BRANDA.CO.ID — Pemerintah Kota Sukabumi melalui Dinas Koperasi, UMKM, Perdagangan dan Perindustrian (Diskumindag) menegaskan komitmennya dalam mendorong pertumbuhan industri batu akik sebagai salah satu potensi ekonomi kreatif daerah.
Hal ini disampaikan Kepala Diskumindag Kota Sukabumi, Een Rukmini, di sela ajang Kemilau Batu Bercahaya Piala Wali Kota Sukabumi di Gedung Djuang, Minggu (5/4/2026) lalu.
Een mengungkapkan, langkah awal yang dilakukan pihaknya adalah melakukan pendataan menyeluruh terhadap pelaku industri batu akik di Kota Sukabumi. Selama ini, data yang dimiliki masih terbatas dan belum menggambarkan potensi riil di lapangan.

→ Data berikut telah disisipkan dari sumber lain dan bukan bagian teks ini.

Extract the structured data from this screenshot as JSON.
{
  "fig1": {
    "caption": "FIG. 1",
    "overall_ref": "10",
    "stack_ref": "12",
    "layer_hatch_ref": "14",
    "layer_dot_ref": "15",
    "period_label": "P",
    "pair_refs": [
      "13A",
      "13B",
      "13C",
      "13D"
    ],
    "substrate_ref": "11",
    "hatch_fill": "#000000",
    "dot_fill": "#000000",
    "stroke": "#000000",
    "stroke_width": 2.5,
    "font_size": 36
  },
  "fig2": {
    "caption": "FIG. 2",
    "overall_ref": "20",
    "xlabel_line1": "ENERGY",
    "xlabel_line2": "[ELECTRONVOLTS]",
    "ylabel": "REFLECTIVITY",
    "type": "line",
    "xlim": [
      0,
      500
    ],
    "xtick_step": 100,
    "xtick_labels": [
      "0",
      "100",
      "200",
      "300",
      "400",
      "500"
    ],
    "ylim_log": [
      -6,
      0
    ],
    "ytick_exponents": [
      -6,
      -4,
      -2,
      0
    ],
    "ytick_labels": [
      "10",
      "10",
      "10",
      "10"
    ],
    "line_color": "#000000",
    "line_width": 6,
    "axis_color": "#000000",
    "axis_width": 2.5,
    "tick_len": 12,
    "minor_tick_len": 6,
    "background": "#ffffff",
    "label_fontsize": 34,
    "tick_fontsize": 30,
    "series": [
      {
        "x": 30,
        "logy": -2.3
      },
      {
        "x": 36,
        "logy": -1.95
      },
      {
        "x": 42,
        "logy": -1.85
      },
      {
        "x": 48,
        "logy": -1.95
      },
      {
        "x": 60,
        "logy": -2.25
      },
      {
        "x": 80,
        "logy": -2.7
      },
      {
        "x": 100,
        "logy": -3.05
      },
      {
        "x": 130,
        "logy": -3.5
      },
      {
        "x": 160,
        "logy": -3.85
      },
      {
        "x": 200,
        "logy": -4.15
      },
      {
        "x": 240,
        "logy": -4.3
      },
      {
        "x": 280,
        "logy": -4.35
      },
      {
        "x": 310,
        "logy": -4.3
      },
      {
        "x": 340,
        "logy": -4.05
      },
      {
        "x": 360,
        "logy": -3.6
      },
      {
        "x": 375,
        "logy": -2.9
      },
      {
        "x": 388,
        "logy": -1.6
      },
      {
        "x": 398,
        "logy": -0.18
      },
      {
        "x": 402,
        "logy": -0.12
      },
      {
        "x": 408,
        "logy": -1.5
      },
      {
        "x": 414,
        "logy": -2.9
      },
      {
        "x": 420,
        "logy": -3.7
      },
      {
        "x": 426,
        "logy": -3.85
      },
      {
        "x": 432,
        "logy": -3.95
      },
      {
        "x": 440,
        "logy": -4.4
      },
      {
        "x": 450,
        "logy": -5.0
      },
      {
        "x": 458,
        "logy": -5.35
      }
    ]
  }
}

“Pertama kita akan mendata dulu di beberapa kecamatan. Selama ini dari Dekranasda yang terdata masih sedikit. Dari pameran ini ternyata terlihat pelaku industri cukup banyak, ini menjadi potensi besar untuk kita kembangkan,” ujarnya.
Menurutnya, pendataan tersebut penting untuk memastikan apakah pelaku usaha benar berasal dari Kota Sukabumi atau hanya memasarkan produk dari luar daerah.
Jika terbukti merupakan pelaku lokal, pemerintah akan berupaya merangkul dan mendorong pengembangannya.
“Kalau memang pelaku industrinya dari kota, tentu akan kita rangkul. Ini bisa mendongkrak perekonomian masyarakat Kota Sukabumi,” tambahnya.
Een juga mengungkapkan, industri batu akik Sukabumi memiliki peluang besar di pasar internasional.
Bahkan, dari hasil dialog dengan peserta pameran, diketahui ada pelaku usaha yang telah melayani pembeli dari luar negeri hingga Jerman.
“Tadi ada yang cerita pernah didatangi pembeli dari Jerman. Setelah kita dalami, ternyata mereka sudah memasarkan produknya ke luar negeri. Ini menunjukkan potensi ekspor kita sangat terbuka,” katanya.
Terkait kendala yang dihadapi pelaku usaha, khususnya tingginya biaya ekspor, Diskumindag mengakui belum dapat memberikan subsidi karena keterbatasan anggaran daerah.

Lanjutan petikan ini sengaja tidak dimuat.